In contrast, the chapters on material culture in Georgia by Zaza Skhirtladze and Brigitta Schrade look to very different levels of society away from the heartlands of a royal court. They present material from the most remote regions of the country, at its two climatic extremes. They move from the art produced by the ascetic monks who lived in the rockcut monasteries of the semi-arid Gareja desert (on the modern frontier between Georgia and Azerbaijan) in the eighth to tenth centuries to that commissioned by the minor, local élites of the mountainous province of Svanet‘i, high in the Caucasus, in the eleventh to thirteenth centuries. 

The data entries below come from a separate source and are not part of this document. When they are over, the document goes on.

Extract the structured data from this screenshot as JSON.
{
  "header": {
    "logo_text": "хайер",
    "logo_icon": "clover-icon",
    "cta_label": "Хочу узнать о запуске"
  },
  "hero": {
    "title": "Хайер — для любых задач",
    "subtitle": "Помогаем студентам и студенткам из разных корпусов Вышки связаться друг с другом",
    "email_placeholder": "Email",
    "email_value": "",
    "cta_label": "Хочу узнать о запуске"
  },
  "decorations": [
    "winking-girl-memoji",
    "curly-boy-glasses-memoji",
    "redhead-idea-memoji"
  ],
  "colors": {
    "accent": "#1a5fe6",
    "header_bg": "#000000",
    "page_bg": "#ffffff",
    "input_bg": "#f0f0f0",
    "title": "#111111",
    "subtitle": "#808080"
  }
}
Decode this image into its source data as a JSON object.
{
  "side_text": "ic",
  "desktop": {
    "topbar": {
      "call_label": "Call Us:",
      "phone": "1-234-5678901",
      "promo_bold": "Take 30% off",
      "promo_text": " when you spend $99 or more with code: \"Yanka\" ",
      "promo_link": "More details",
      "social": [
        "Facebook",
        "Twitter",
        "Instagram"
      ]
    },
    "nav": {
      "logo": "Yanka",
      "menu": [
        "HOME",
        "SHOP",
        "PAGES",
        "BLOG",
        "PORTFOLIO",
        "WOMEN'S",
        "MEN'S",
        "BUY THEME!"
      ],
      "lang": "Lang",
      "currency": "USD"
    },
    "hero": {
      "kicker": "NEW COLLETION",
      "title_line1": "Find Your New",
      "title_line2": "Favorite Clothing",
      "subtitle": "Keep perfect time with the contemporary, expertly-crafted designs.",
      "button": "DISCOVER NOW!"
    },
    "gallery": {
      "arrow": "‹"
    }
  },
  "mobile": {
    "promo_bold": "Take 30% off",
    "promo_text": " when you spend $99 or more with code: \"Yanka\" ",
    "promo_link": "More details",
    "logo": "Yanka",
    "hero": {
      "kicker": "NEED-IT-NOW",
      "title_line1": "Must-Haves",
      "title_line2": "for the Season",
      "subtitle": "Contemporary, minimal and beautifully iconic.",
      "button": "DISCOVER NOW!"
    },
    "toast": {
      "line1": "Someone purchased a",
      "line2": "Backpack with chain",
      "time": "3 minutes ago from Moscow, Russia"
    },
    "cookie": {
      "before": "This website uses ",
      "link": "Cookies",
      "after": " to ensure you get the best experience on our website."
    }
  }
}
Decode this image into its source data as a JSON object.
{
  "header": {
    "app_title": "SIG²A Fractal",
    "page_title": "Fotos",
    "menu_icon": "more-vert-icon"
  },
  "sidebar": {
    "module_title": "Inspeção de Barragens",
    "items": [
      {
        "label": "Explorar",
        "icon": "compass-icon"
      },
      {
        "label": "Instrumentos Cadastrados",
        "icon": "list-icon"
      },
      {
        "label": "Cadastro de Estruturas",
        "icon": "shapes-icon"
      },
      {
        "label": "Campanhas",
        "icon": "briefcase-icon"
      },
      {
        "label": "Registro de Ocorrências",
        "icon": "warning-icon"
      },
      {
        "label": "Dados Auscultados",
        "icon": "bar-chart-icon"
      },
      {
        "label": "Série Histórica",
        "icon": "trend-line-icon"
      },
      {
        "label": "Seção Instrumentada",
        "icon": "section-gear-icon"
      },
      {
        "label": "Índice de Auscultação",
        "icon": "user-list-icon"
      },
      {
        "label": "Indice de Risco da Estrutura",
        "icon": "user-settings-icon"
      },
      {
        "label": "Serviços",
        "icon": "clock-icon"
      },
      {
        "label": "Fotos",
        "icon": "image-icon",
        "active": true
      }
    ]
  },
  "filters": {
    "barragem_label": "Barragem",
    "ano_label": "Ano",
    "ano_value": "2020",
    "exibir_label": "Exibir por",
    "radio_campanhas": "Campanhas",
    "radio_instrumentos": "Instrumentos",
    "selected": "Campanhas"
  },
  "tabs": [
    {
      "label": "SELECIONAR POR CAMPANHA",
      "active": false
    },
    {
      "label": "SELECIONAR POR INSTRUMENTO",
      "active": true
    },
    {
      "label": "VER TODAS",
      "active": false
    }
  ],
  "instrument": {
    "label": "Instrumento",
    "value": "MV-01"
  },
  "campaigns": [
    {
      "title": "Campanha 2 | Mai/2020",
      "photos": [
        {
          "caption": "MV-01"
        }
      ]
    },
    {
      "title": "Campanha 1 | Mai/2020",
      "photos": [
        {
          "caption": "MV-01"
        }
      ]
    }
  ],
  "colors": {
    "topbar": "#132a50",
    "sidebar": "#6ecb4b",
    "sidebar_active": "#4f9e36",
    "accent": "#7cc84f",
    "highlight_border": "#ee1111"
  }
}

Inboth cases the evidence — published here for the first time - concerns the promotion and veneration of cults, and the liturgical and ritual use of art among these societies. The focuses of this veneration - Sts George and Barbara, Sts Quiricus and Julitta, archangels, the cross, the Theotokos — are familiar throughout the Byzantine world, but here they emerge filtered through local customs and adapted to suit local needs. Again these studies reveal differing perceptions of Byzantium, but this time of its spiritual authority rather than its political power. They demonstrate the early residual authority of Syria and the Holy Land as an alternative source for spiritual leadership and the subsequent, but never complete, domination of Byzantium, as transmitted through the monasteries of Mount Athos.





























In the past, the discussion of this type of material has often tended to run to extremes: representing the cults either as provincial, corrupted forms of Byzantine cults, or as specifically local creations, requiring nationalistic interpretations. However, the more syncretistic studies here run along much more sensitive lines, and the value of the material they produce for our understanding of Byzantium is enormous, not least because it fills in gaps in our knowledge of what was happening in Byzantium itself (whether in the case of church decoration in the eighth century, where the artistic losses in Byzantium are so great, or in fleshing out details of the ways in which a Christian cult could function within a particular society). However, it is also in the very process of change, accretion and adaptation, in the differences between the veneration of St George or the archangel Michael in Byzantium and Svanet‘i and the rest of Georgia, that their value lies. 










































The mutability of these cults, and their ability to transform themselves to suit local needs parallels a similar ability within Byzantium itself - think only of the specifically local aspects of the cults of figures such as St Demetrios in Thessaloniki, or St Eugenios in Trebizond. These studies provide further comparative evidence for the ways in which cults operated throughout the east Christian world.





















Much work in recent scholarship has begun to focus on the intricacies of Byzantine society, on the diversity of its populations, on the networks of alliances and cultures that it contained, and on its different regional affiliations. From these a more detailed picture is emerging of the complex nature of Byzantium, of its varying perceptions of itself, and of the fragmented nature of Byzantine identity. By approaching Byzantium from the east, this volume seeks to advance that process and to expand the range of cultures that must be included in that picture of Byzantium. As the papers in this volume all show, there was no single eastern frontier, but rather a series of borders — physical and mental — that continually overlapped with one another.